Sheryl Kiselbach, the violence-prevention coordinator at the PACE Society, said that she and other current and former sex workers in the crowd have "dated" doctors, police officers, lawyers, judges, and MLAs.
Kiselbach didn't name names, and instead emphasized the importance of supporting current sex workers who face greater dangers because of legislation passed last year by the Conservative government.
"We need to help them stay safe and we need to support them," she said.
The red umbrella has long been a symbol of sex workers' safety, which explains the name of yesterday's protest.
Kiselbach told the crowd on the south side of the Vancouver Art Gallery that she became a plaintiff in a charter challenge against prostitution laws because she didn't want sex workers to suffer the same injustices that she endured.
"The laws did not protect me when I reported many violent crimes, including attempted murder," she said. "Instead, I was treated with contempt, ridicule, discounted, and dismissed. I was treated as a criminal—as though I deserved to be treated this way."
The new legislation makes it illegal for anyone linked to a sex worker to benefit from any payment for sexual services.
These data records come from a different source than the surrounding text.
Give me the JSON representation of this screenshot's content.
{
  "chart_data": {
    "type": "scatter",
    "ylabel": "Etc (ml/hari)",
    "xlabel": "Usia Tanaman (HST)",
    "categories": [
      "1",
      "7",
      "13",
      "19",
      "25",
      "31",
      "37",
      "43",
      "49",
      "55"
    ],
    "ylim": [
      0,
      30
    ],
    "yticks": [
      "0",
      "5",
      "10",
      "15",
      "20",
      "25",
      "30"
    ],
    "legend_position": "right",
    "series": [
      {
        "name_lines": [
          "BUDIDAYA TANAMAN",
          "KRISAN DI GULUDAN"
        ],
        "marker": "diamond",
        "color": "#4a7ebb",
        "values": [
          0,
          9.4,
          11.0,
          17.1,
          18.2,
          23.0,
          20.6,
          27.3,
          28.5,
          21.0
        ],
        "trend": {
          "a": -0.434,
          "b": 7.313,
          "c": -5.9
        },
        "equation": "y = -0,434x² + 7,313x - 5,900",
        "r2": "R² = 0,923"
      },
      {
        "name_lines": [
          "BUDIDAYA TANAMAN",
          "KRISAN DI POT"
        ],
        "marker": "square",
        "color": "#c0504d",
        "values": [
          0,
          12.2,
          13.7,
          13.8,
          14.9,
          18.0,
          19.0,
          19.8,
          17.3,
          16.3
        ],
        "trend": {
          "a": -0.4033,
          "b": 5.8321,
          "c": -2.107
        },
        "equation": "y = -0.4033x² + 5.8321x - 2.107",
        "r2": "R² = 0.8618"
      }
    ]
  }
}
Kiselbach said it simply replicates problems inherent in former laws that were struck down in 2013 by the Supreme Court of Canada.
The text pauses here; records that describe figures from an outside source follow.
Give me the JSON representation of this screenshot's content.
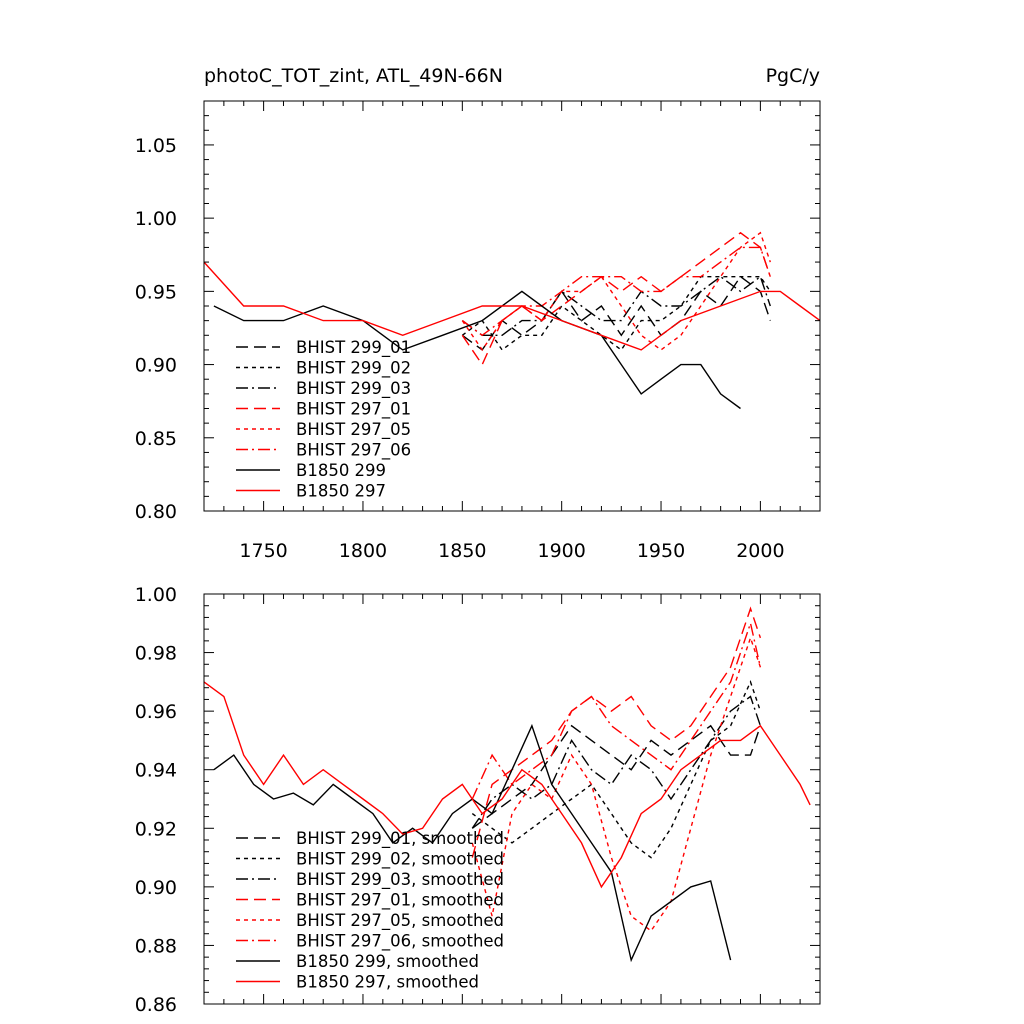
{
  "chart_data": [
    {
      "type": "line",
      "title": "photoC_TOT_zint, ATL_49N-66N",
      "units": "PgC/y",
      "xlim": [
        1720,
        2030
      ],
      "ylim": [
        0.8,
        1.08
      ],
      "xticks": [
        1750,
        1800,
        1850,
        1900,
        1950,
        2000
      ],
      "yticks": [
        0.8,
        0.85,
        0.9,
        0.95,
        1.0,
        1.05
      ],
      "legend_position": "bottom-left",
      "series": [
        {
          "name": "BHIST 299_01",
          "color": "#000000",
          "dash": "long-dash",
          "x_range": [
            1850,
            2005
          ],
          "x": [
            1850,
            1860,
            1870,
            1880,
            1890,
            1900,
            1910,
            1920,
            1930,
            1940,
            1950,
            1960,
            1970,
            1980,
            1990,
            2000,
            2005
          ],
          "y": [
            0.92,
            0.91,
            0.93,
            0.92,
            0.93,
            0.95,
            0.93,
            0.94,
            0.92,
            0.94,
            0.92,
            0.93,
            0.95,
            0.94,
            0.96,
            0.95,
            0.93
          ]
        },
        {
          "name": "BHIST 299_02",
          "color": "#000000",
          "dash": "short-dash",
          "x_range": [
            1850,
            2005
          ],
          "x": [
            1850,
            1860,
            1870,
            1880,
            1890,
            1900,
            1910,
            1920,
            1930,
            1940,
            1950,
            1960,
            1970,
            1980,
            1990,
            2000,
            2005
          ],
          "y": [
            0.92,
            0.93,
            0.91,
            0.92,
            0.92,
            0.94,
            0.93,
            0.92,
            0.91,
            0.93,
            0.93,
            0.94,
            0.96,
            0.96,
            0.96,
            0.96,
            0.95
          ]
        },
        {
          "name": "BHIST 299_03",
          "color": "#000000",
          "dash": "dash-dot",
          "x_range": [
            1850,
            2005
          ],
          "x": [
            1850,
            1860,
            1870,
            1880,
            1890,
            1900,
            1910,
            1920,
            1930,
            1940,
            1950,
            1960,
            1970,
            1980,
            1990,
            2000,
            2005
          ],
          "y": [
            0.93,
            0.92,
            0.92,
            0.93,
            0.93,
            0.95,
            0.94,
            0.93,
            0.93,
            0.95,
            0.94,
            0.94,
            0.95,
            0.96,
            0.95,
            0.96,
            0.94
          ]
        },
        {
          "name": "BHIST 297_01",
          "color": "#ff0000",
          "dash": "long-dash",
          "x_range": [
            1850,
            2005
          ],
          "x": [
            1850,
            1860,
            1870,
            1880,
            1890,
            1900,
            1910,
            1920,
            1930,
            1940,
            1950,
            1960,
            1970,
            1980,
            1990,
            2000,
            2005
          ],
          "y": [
            0.92,
            0.9,
            0.93,
            0.94,
            0.93,
            0.94,
            0.95,
            0.96,
            0.95,
            0.96,
            0.95,
            0.96,
            0.97,
            0.98,
            0.99,
            0.98,
            0.96
          ]
        },
        {
          "name": "BHIST 297_05",
          "color": "#ff0000",
          "dash": "short-dash",
          "x_range": [
            1850,
            2005
          ],
          "x": [
            1850,
            1860,
            1870,
            1880,
            1890,
            1900,
            1910,
            1920,
            1930,
            1940,
            1950,
            1960,
            1970,
            1980,
            1990,
            2000,
            2005
          ],
          "y": [
            0.93,
            0.91,
            0.93,
            0.94,
            0.93,
            0.95,
            0.95,
            0.96,
            0.94,
            0.92,
            0.91,
            0.92,
            0.94,
            0.96,
            0.98,
            0.99,
            0.97
          ]
        },
        {
          "name": "BHIST 297_06",
          "color": "#ff0000",
          "dash": "dash-dot",
          "x_range": [
            1850,
            2005
          ],
          "x": [
            1850,
            1860,
            1870,
            1880,
            1890,
            1900,
            1910,
            1920,
            1930,
            1940,
            1950,
            1960,
            1970,
            1980,
            1990,
            2000,
            2005
          ],
          "y": [
            0.93,
            0.92,
            0.93,
            0.94,
            0.94,
            0.95,
            0.96,
            0.96,
            0.96,
            0.95,
            0.95,
            0.96,
            0.96,
            0.97,
            0.98,
            0.98,
            0.96
          ]
        },
        {
          "name": "B1850 299",
          "color": "#000000",
          "dash": "solid",
          "x_range": [
            1725,
            1990
          ],
          "x": [
            1725,
            1740,
            1760,
            1780,
            1800,
            1820,
            1840,
            1860,
            1880,
            1900,
            1920,
            1930,
            1940,
            1950,
            1960,
            1970,
            1980,
            1990
          ],
          "y": [
            0.94,
            0.93,
            0.93,
            0.94,
            0.93,
            0.91,
            0.92,
            0.93,
            0.95,
            0.93,
            0.92,
            0.9,
            0.88,
            0.89,
            0.9,
            0.9,
            0.88,
            0.87
          ]
        },
        {
          "name": "B1850 297",
          "color": "#ff0000",
          "dash": "solid",
          "x_range": [
            1720,
            2030
          ],
          "x": [
            1720,
            1740,
            1760,
            1780,
            1800,
            1820,
            1840,
            1860,
            1880,
            1900,
            1920,
            1940,
            1960,
            1980,
            2000,
            2010,
            2020,
            2030
          ],
          "y": [
            0.97,
            0.94,
            0.94,
            0.93,
            0.93,
            0.92,
            0.93,
            0.94,
            0.94,
            0.93,
            0.92,
            0.91,
            0.93,
            0.94,
            0.95,
            0.95,
            0.94,
            0.93
          ]
        }
      ]
    },
    {
      "type": "line",
      "xlim": [
        1720,
        2030
      ],
      "ylim": [
        0.86,
        1.0
      ],
      "yticks": [
        0.86,
        0.88,
        0.9,
        0.92,
        0.94,
        0.96,
        0.98,
        1.0
      ],
      "legend_position": "bottom-left",
      "series": [
        {
          "name": "BHIST 299_01, smoothed",
          "color": "#000000",
          "dash": "long-dash",
          "x": [
            1855,
            1865,
            1875,
            1885,
            1895,
            1905,
            1915,
            1925,
            1935,
            1945,
            1955,
            1965,
            1975,
            1985,
            1995,
            2000
          ],
          "y": [
            0.92,
            0.925,
            0.93,
            0.935,
            0.945,
            0.955,
            0.95,
            0.945,
            0.94,
            0.95,
            0.945,
            0.95,
            0.955,
            0.945,
            0.945,
            0.955
          ]
        },
        {
          "name": "BHIST 299_02, smoothed",
          "color": "#000000",
          "dash": "short-dash",
          "x": [
            1855,
            1865,
            1875,
            1885,
            1895,
            1905,
            1915,
            1925,
            1935,
            1945,
            1955,
            1965,
            1975,
            1985,
            1995,
            2000
          ],
          "y": [
            0.925,
            0.92,
            0.915,
            0.92,
            0.925,
            0.93,
            0.935,
            0.925,
            0.915,
            0.91,
            0.92,
            0.935,
            0.95,
            0.955,
            0.97,
            0.96
          ]
        },
        {
          "name": "BHIST 299_03, smoothed",
          "color": "#000000",
          "dash": "dash-dot",
          "x": [
            1855,
            1865,
            1875,
            1885,
            1895,
            1905,
            1915,
            1925,
            1935,
            1945,
            1955,
            1965,
            1975,
            1985,
            1995,
            2000
          ],
          "y": [
            0.92,
            0.93,
            0.935,
            0.93,
            0.935,
            0.95,
            0.94,
            0.935,
            0.945,
            0.94,
            0.93,
            0.94,
            0.95,
            0.96,
            0.965,
            0.955
          ]
        },
        {
          "name": "BHIST 297_01, smoothed",
          "color": "#ff0000",
          "dash": "long-dash",
          "x": [
            1855,
            1865,
            1875,
            1885,
            1895,
            1905,
            1915,
            1925,
            1935,
            1945,
            1955,
            1965,
            1975,
            1985,
            1995,
            2000
          ],
          "y": [
            0.91,
            0.935,
            0.94,
            0.945,
            0.95,
            0.96,
            0.965,
            0.96,
            0.965,
            0.955,
            0.95,
            0.955,
            0.965,
            0.975,
            0.995,
            0.985
          ]
        },
        {
          "name": "BHIST 297_05, smoothed",
          "color": "#ff0000",
          "dash": "short-dash",
          "x": [
            1855,
            1865,
            1875,
            1885,
            1895,
            1905,
            1915,
            1925,
            1935,
            1945,
            1955,
            1965,
            1975,
            1985,
            1995,
            2000
          ],
          "y": [
            0.915,
            0.89,
            0.925,
            0.935,
            0.93,
            0.945,
            0.935,
            0.91,
            0.89,
            0.885,
            0.895,
            0.92,
            0.945,
            0.965,
            0.985,
            0.975
          ]
        },
        {
          "name": "BHIST 297_06, smoothed",
          "color": "#ff0000",
          "dash": "dash-dot",
          "x": [
            1855,
            1865,
            1875,
            1885,
            1895,
            1905,
            1915,
            1925,
            1935,
            1945,
            1955,
            1965,
            1975,
            1985,
            1995,
            2000
          ],
          "y": [
            0.93,
            0.945,
            0.935,
            0.94,
            0.945,
            0.96,
            0.965,
            0.955,
            0.95,
            0.945,
            0.94,
            0.95,
            0.96,
            0.97,
            0.99,
            0.975
          ]
        },
        {
          "name": "B1850 299, smoothed",
          "color": "#000000",
          "dash": "solid",
          "x": [
            1725,
            1735,
            1745,
            1755,
            1765,
            1775,
            1785,
            1795,
            1805,
            1815,
            1825,
            1835,
            1845,
            1855,
            1865,
            1875,
            1885,
            1895,
            1905,
            1915,
            1925,
            1935,
            1945,
            1955,
            1965,
            1975,
            1985
          ],
          "y": [
            0.94,
            0.945,
            0.935,
            0.93,
            0.932,
            0.928,
            0.935,
            0.93,
            0.925,
            0.915,
            0.92,
            0.915,
            0.925,
            0.93,
            0.925,
            0.94,
            0.955,
            0.935,
            0.925,
            0.915,
            0.905,
            0.875,
            0.89,
            0.895,
            0.9,
            0.902,
            0.875
          ]
        },
        {
          "name": "B1850 297, smoothed",
          "color": "#ff0000",
          "dash": "solid",
          "x": [
            1720,
            1730,
            1740,
            1750,
            1760,
            1770,
            1780,
            1790,
            1800,
            1810,
            1820,
            1830,
            1840,
            1850,
            1860,
            1870,
            1880,
            1890,
            1900,
            1910,
            1920,
            1930,
            1940,
            1950,
            1960,
            1970,
            1980,
            1990,
            2000,
            2010,
            2020,
            2025
          ],
          "y": [
            0.97,
            0.965,
            0.945,
            0.935,
            0.945,
            0.935,
            0.94,
            0.935,
            0.93,
            0.925,
            0.918,
            0.92,
            0.93,
            0.935,
            0.925,
            0.93,
            0.94,
            0.935,
            0.925,
            0.915,
            0.9,
            0.91,
            0.925,
            0.93,
            0.94,
            0.945,
            0.95,
            0.95,
            0.955,
            0.945,
            0.935,
            0.928
          ]
        }
      ]
    }
  ]
}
"It reinforces whorephobia and the idea that prostitution is a social ill and a form of men's violence against women," she stated. "Under the guise of protecting women and children in this country, the new bill is irrational and undermines our constitutional rights."
She delivered some of her most scathing comments against evangelical Christians who have made it their mission to rescue women from the sex trade.
"They have nothing to teach us, but will only discriminate, shame, and judge us," she declared. "We don't want your rescue, nor do we need it. We are not lost animals."
In addition, Kiselbach claimed that lawmakers completely discounted sex workers in crafting the new legislation. She maintained that sex workers were not looked upon or valued as human beings.
"They did not accept that we were experts in our own experience," she added. "They didn't view sex or the selling of sex as necessary, like any other occupation, but as dirty and immoral, and actually stated that no one would choose to do it."
Kiselbach claimed that the intent of the Conservative government's legislation is to do away with the sex trade.
"How could anyone in their right mind even consider that you could abolish prostitution?" she asked. "This bill lacks insight, totally disregards evidence-based research, and is a deliberate and unrealistic attempt to abolish prostitution."